One of the big cliches of Hollywood films is the liberal teacher going into a school of poor children with a set of firey ideals. Sincere presentations are a dime a dozen – the most famous one is probably Freedom Writers starring Hillary Swank, though I always end up thinking of The Ron Clark Story. These are fawning presentations of idealistic crusaders who fight active corruption, bureaucratic indifference, and the children’s own trauma by the deployment of righteous speeches – furious when addressing the first two, kindhearted and occasionally furious when addressing the latter. When they succeed, it’s often played as a reward for their innate goodness, and we are expected to hope that more people will take up the goodness of these teachers.
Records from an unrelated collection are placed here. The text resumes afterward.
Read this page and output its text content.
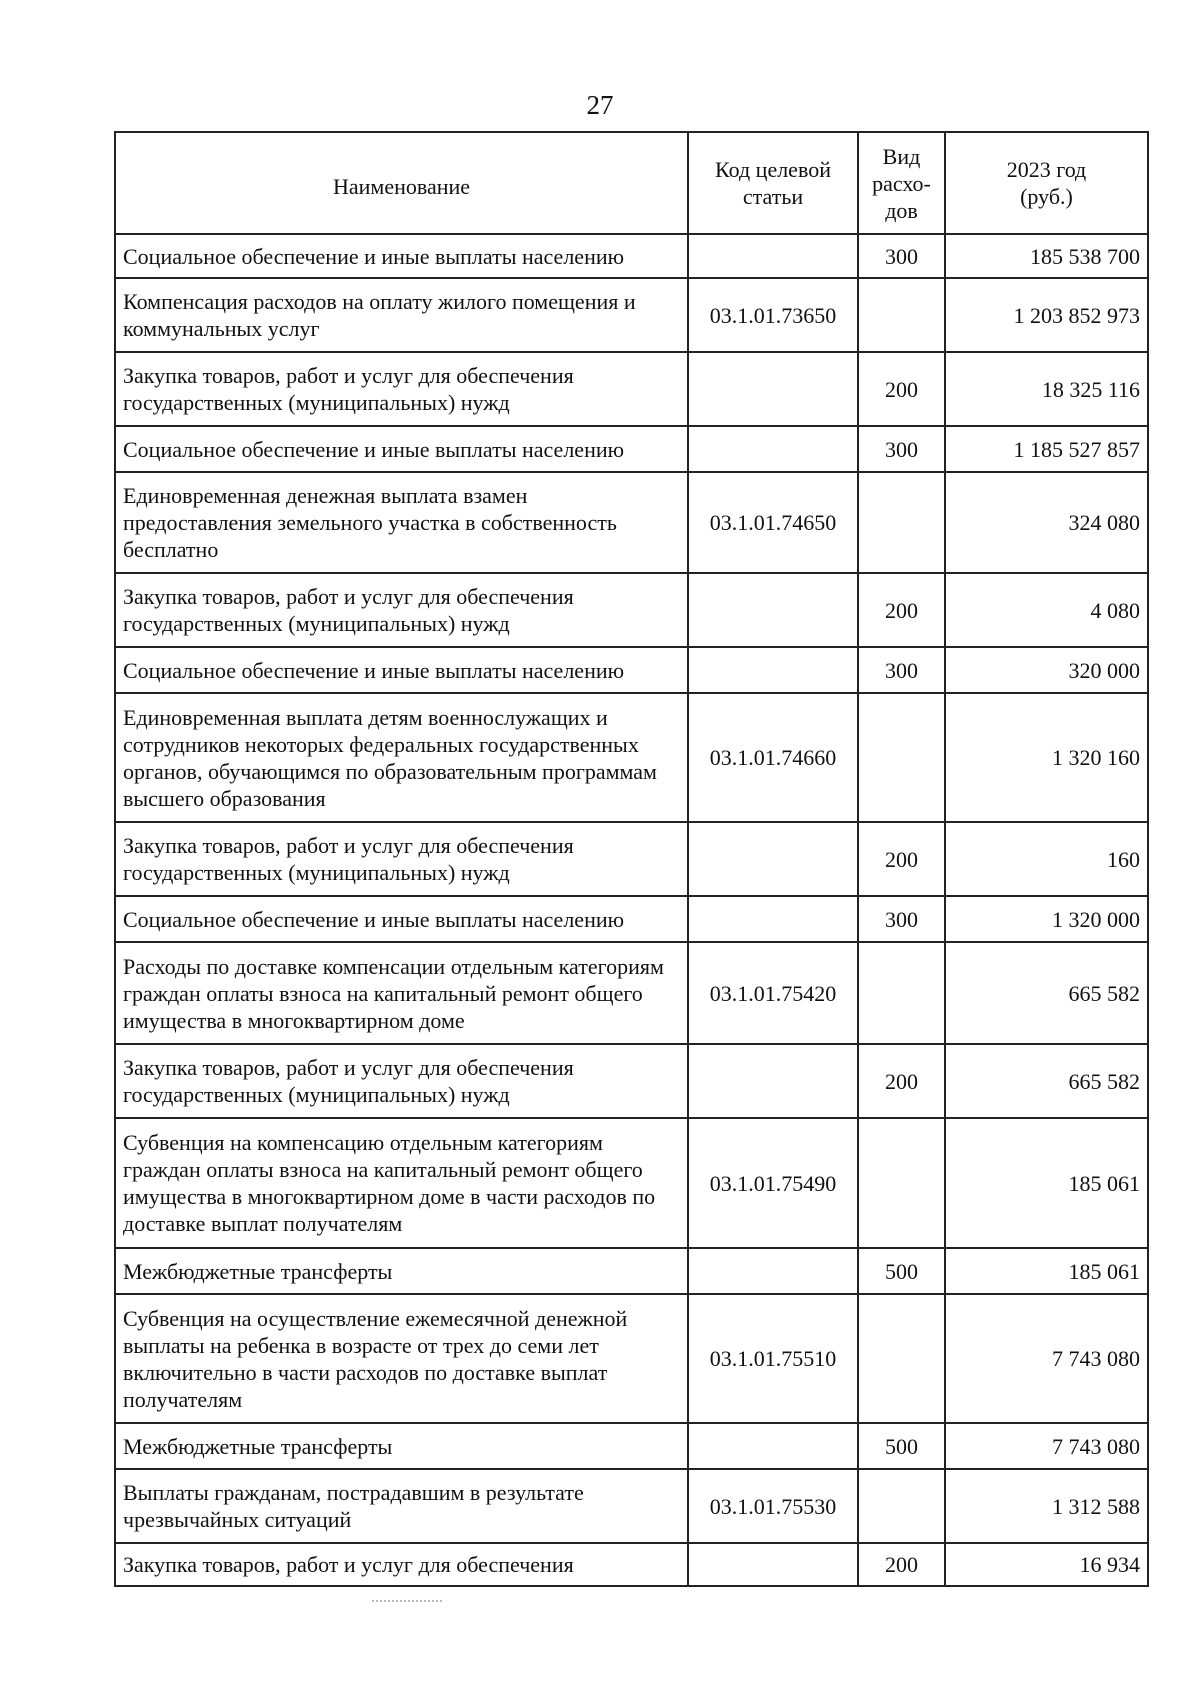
27
Наименование	Код целевой статьи	Вид расхо-дов	2023 год (руб.)
Социальное обеспечение и иные выплаты населению		300	185 538 700
Компенсация расходов на оплату жилого помещения и коммунальных услуг	03.1.01.73650		1 203 852 973
Закупка товаров, работ и услуг для обеспечения государственных (муниципальных) нужд		200	18 325 116
Социальное обеспечение и иные выплаты населению		300	1 185 527 857
Единовременная денежная выплата взамен предоставления земельного участка в собственность бесплатно	03.1.01.74650		324 080
Закупка товаров, работ и услуг для обеспечения государственных (муниципальных) нужд		200	4 080
Социальное обеспечение и иные выплаты населению		300	320 000
Единовременная выплата детям военнослужащих и сотрудников некоторых федеральных государственных органов, обучающимся по образовательным программам высшего образования	03.1.01.74660		1 320 160
Закупка товаров, работ и услуг для обеспечения государственных (муниципальных) нужд		200	160
Социальное обеспечение и иные выплаты населению		300	1 320 000
Расходы по доставке компенсации отдельным категориям граждан оплаты взноса на капитальный ремонт общего имущества в многоквартирном доме	03.1.01.75420		665 582
Закупка товаров, работ и услуг для обеспечения государственных (муниципальных) нужд		200	665 582
Субвенция на компенсацию отдельным категориям граждан оплаты взноса на капитальный ремонт общего имущества в многоквартирном доме в части расходов по доставке выплат получателям	03.1.01.75490		185 061
Межбюджетные трансферты		500	185 061
Субвенция на осуществление ежемесячной денежной выплаты на ребенка в возрасте от трех до семи лет включительно в части расходов по доставке выплат получателям	03.1.01.75510		7 743 080
Межбюджетные трансферты		500	7 743 080
Выплаты гражданам, пострадавшим в результате чрезвычайных ситуаций	03.1.01.75530		1 312 588
Закупка товаров, работ и услуг для обеспечения		200	16 934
This very easily feeds the parodies, in which the teachers are delusional in either their success rate or their goals; most famously, South Park parodying the whole affair by having Eric Cartman screech “HOW DO I REACH THEEES KEEEEEEEDS?!”, though there’s also a parody on Family Guy in which Brian Griffin finds himself in deep over his head trying to teach. The parodies tend to play the teacher as wildly out of touch with reality; sometimes it goes far enough that they snap under the pressure because the kids are simply too difficult, and this is gleefully played as hypocrisy.
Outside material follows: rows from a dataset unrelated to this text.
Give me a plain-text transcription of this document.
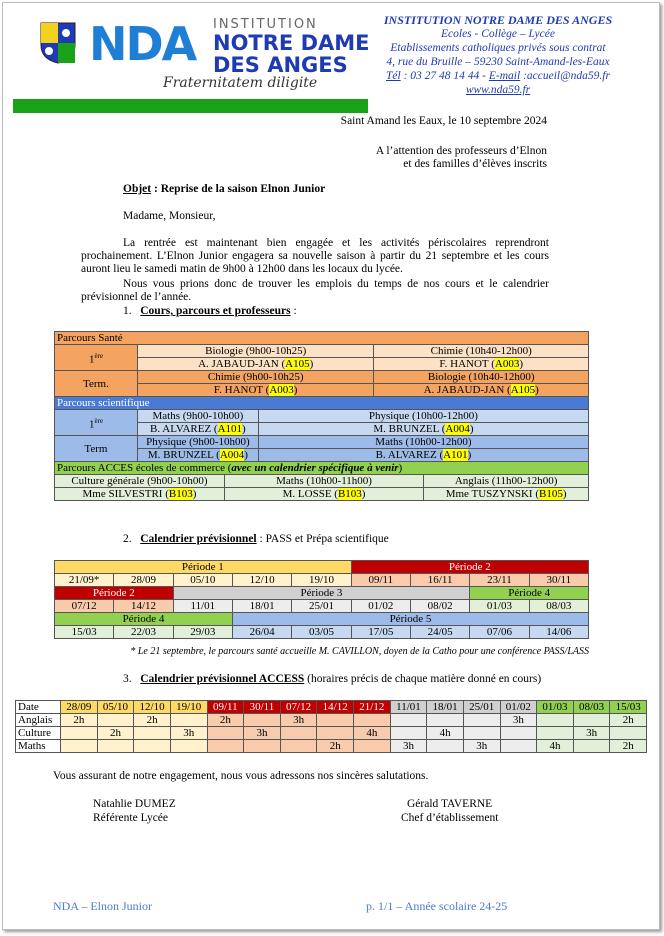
NDA	INSTITUTION
NOTRE DAME
DES ANGES
Fraternitatem diligite
INSTITUTION NOTRE DAME DES ANGES
Ecoles - Collège – Lycée
Etablissements catholiques privés sous contrat
4, rue du Bruille – 59230 Saint-Amand-les-Eaux
Tél : 03 27 48 14 44 - E-mail :accueil@nda59.fr
www.nda59.fr
Saint Amand les Eaux, le 10 septembre 2024
A l’attention des professeurs d’Elnon
et des familles d’élèves inscrits
Objet : Reprise de la saison Elnon Junior
Madame, Monsieur,
La rentrée est maintenant bien engagée et les activités périscolaires reprendront prochainement. L’Elnon Junior engagera sa nouvelle saison à partir du 21 septembre et les cours auront lieu le samedi matin de 9h00 à 12h00 dans les locaux du lycée.
Nous vous prions donc de trouver les emplois du temps de nos cours et le calendrier prévisionnel de l’année.
1. Cours, parcours et professeurs :
Parcours Santé					
1ère	Biologie (9h00-10h25)			Chimie (10h40-12h00)	
	A. JABAUD-JAN (A105)			F. HANOT (A003)	
Term.	Chimie (9h00-10h25)			Biologie (10h40-12h00)	
	F. HANOT (A003)			A. JABAUD-JAN (A105)	
Parcours scientifique					
1ère	Maths (9h00-10h00)		Physique (10h00-12h00)		
	B. ALVAREZ (A101)		M. BRUNZEL (A004)		
Term	Physique (9h00-10h00)		Maths (10h00-12h00)		
	M. BRUNZEL (A004)		B. ALVAREZ (A101)		
Parcours ACCES écoles de commerce (avec un calendrier spécifique à venir)					
Culture générale (9h00-10h00)		Maths (10h00-11h00)			Anglais (11h00-12h00)
Mme SILVESTRI (B103)		M. LOSSE (B103)			Mme TUSZYNSKI (B105)
2. Calendrier prévisionnel : PASS et Prépa scientifique
Période 1					Période 2			
21/09*	28/09	05/10	12/10	19/10	09/11	16/11	23/11	30/11
Période 2		Période 3					Période 4	
07/12	14/12	11/01	18/01	25/01	01/02	08/02	01/03	08/03
Période 4			Période 5					
15/03	22/03	29/03	26/04	03/05	17/05	24/05	07/06	14/06
* Le 21 septembre, le parcours santé accueille M. CAVILLON, doyen de la Catho pour une conférence PASS/LASS
3. Calendrier prévisionnel ACCESS (horaires précis de chaque matière donné en cours)
Date	28/09	05/10	12/10	19/10	09/11	30/11	07/12	14/12	21/12	11/01	18/01	25/01	01/02	01/03	08/03	15/03
Anglais	2h		2h		2h		3h						3h			2h
Culture		2h		3h		3h			4h		4h				3h	
Maths								2h		3h		3h		4h		2h
Vous assurant de notre engagement, nous vous adressons nos sincères salutations.
Natahlie DUMEZ
Référente Lycée
Gérald TAVERNE
Chef d’établissement
NDA – Elnon Junior	p. 1/1 – Année scolaire 24-25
Which is what makes Please, Sir! so strange. I have only seen the film – based on the sitcom of the same name – but it presents its teacher, Bernard Hedges, performing pretty much the same actions that you would see in any righteous teacher story. The film kicks off with him furious to discover his class of students – all from poor or working class backgrounds – are not being considered for a field trip like the other students, which he attributes to discrimination against them, and he successfully browbeats the faculty into allowing him to take them on a field trip same as everyone else. At the same time, whenever he’s actually spending time with his students, he’s constantly insulting and berating them, and what’s really strange is that there is absolutely no ideological drive behind presenting these seemingly contradictory traits. Please, Sir! is a product of the British television industry, and say what you will about British culture, it’s something where everyone knows exactly what their job is supposed to be.
I’ve always had a deep admiration for how clear-eyed British television and film tends to be, no matter the genre or the position a person is in. It’s most visible in the spear carrier roles – not only do the actors go out of their way to embody the character in only a few minutes of screen time, the writers structure the story so the character has a specific purpose, both as people with motivations and as gears turning the engine of the story. I think of that theatre saying – you ask the guy who plays the gravedigger what Hamlet is about, and he’ll tell you it’s about a gravedigger who meets a prince. Please, Sir! is not interested in proving any kind of a point – it is genuinely only interested in delivering farce plots and funny one-liners, and it uses a teacher in a poor/working class environment as a vehicle for that much as Are You Being Served? uses a department store. Hedge’s righteous speeches and cutting insults aren’t part of a larger point, they’re just behaviours we’ve chosen to follow.
This makes the story feel human and like it squares the difference between idealism and pragmatism in an interesting way. Hedges believes 100% that his students deserve the same chance to go on a field trip that any other student would get, and he believes 100% that his students are, in practice, really annoying, and he believes 100% that the second condition does not cancel out the first. There are people in this world who do not have ideals – who don’t even understand the concept of ideals – who often sneer at people like Hedges because they know they personally would give up at the first inconvenience or unpleasantry; they are the people who write lines like “HOW DO I REACH THESE KEEEEEDS?!”. Any half-competent idealist like Hedges takes initial inconvenience in stride (even if they snark their way through it) because they know it’s the price you pay for doing good. Just because the kids squander their chance doesn’t mean they didn’t deserve it. A real idealist doesn’t run from suffering – they pick the suffering they’re willing to put up with.